El Alto Comisionado de las Naciones Unidas para los Refugiados (ACNUR) y el Programa de las Naciones Unidas para el Desarrollo (PNUD) enviaron un comunicado conjunto en el que deploraron el suceso, perpetrado por desconocidos el pasado miércoles.

Las víctimas, Reinaldo Rodríguez Nieto y su esposa, María Graciela Parrado, vivían en el predio Las Delicias, adjudicado en 2007 a 92 familias de desplazados por el estatal Instituto Colombiano de Desarrollo Rural (Incoder).

En ese terreno, las dos agencias de Naciones Unidas desarrollaban un plan de soluciones sostenibles para población desplazada, para quienes pidieron "todas las garantías de seguridad" a las autoridades nacionales y locales.

"ACNUR y PNUD manifiestan su preocupación por la situación presentada en esta región, en donde se encuentran varios procesos de reubicación de víctimas del conflicto y campesinos sin tierra, y urgen para que esta población no sea revictimizada", enfatiza la nota.

Además, recordó que la Defensoría del Pueblo había emitido un informe de riesgo sobre los municipios donde hay procesos de reubicación, y reclamó una investigación "a profundidad" de estos "lamentables" hechos para que se sancione prontamente a los responsables.

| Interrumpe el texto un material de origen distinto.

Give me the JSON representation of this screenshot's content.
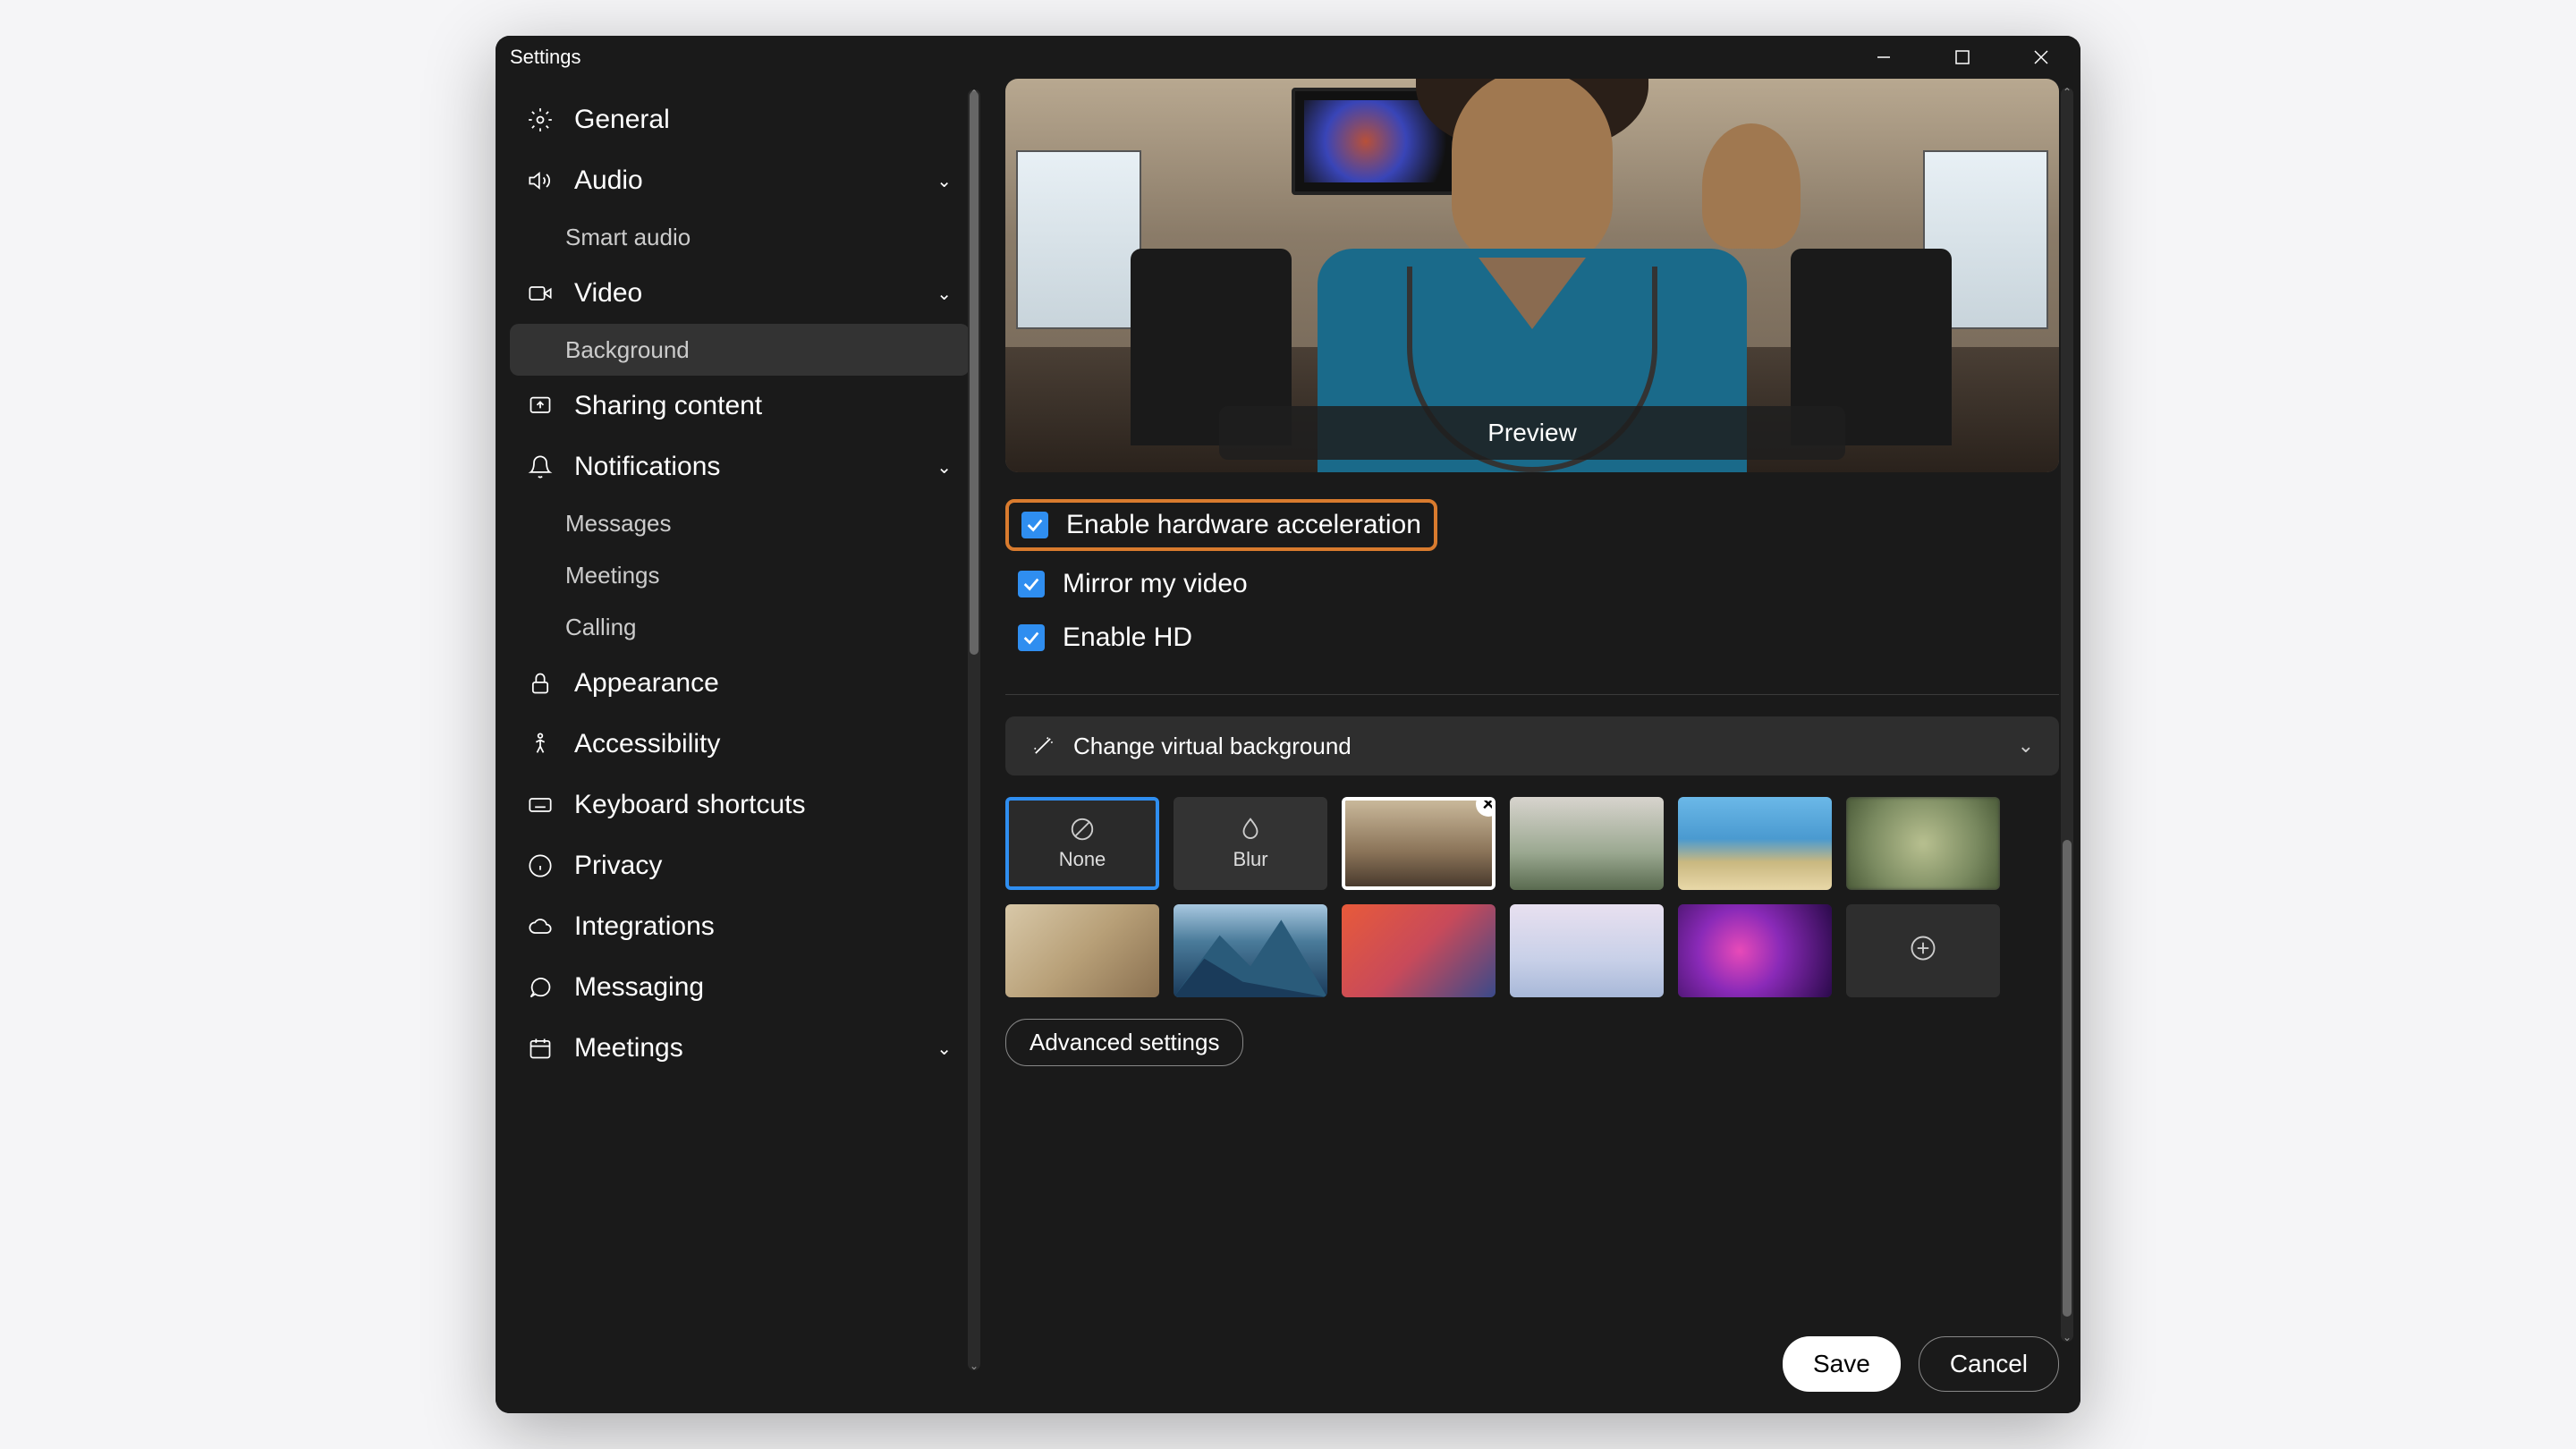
{
  "window": {
    "title": "Settings"
  },
  "sidebar": {
    "items": [
      {
        "label": "General"
      },
      {
        "label": "Audio"
      },
      {
        "label": "Smart audio"
      },
      {
        "label": "Video"
      },
      {
        "label": "Background"
      },
      {
        "label": "Sharing content"
      },
      {
        "label": "Notifications"
      },
      {
        "label": "Messages"
      },
      {
        "label": "Meetings"
      },
      {
        "label": "Calling"
      },
      {
        "label": "Appearance"
      },
      {
        "label": "Accessibility"
      },
      {
        "label": "Keyboard shortcuts"
      },
      {
        "label": "Privacy"
      },
      {
        "label": "Integrations"
      },
      {
        "label": "Messaging"
      },
      {
        "label": "Meetings"
      }
    ]
  },
  "main": {
    "preview_button": "Preview",
    "checks": [
      {
        "label": "Enable hardware acceleration",
        "checked": true,
        "highlight": true
      },
      {
        "label": "Mirror my video",
        "checked": true
      },
      {
        "label": "Enable HD",
        "checked": true
      }
    ],
    "section_header": "Change virtual background",
    "backgrounds": {
      "none_label": "None",
      "blur_label": "Blur"
    },
    "advanced_button": "Advanced settings",
    "save_button": "Save",
    "cancel_button": "Cancel"
  }
}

También el Incoder envió el pasado viernes un mensaje de rechazo de estos hechos, y destacó que, de acuerdo con versiones de los lugareños, Rodríguez y Parrado habían sido amenazados de muerte hace dos semanas por desconocidos.

El presidente colombiano, Juan Manuel Santos, en el poder desde agosto de 2010, se propuso reintegrar durante su mandato de cuatro años unos 3,5 millones de hectáreas a sus antiguos propietarios que en muchos casos fueron obligados a desplazarse por grupos guerrilleros y paramilitares que se quedaron con sus parcelas.

Desde entonces, algunas organizaciones no gubernamentales han denunciado el nacimiento de ejércitos paramilitares contra la restitución de tierras, sobre todo en el norte del país.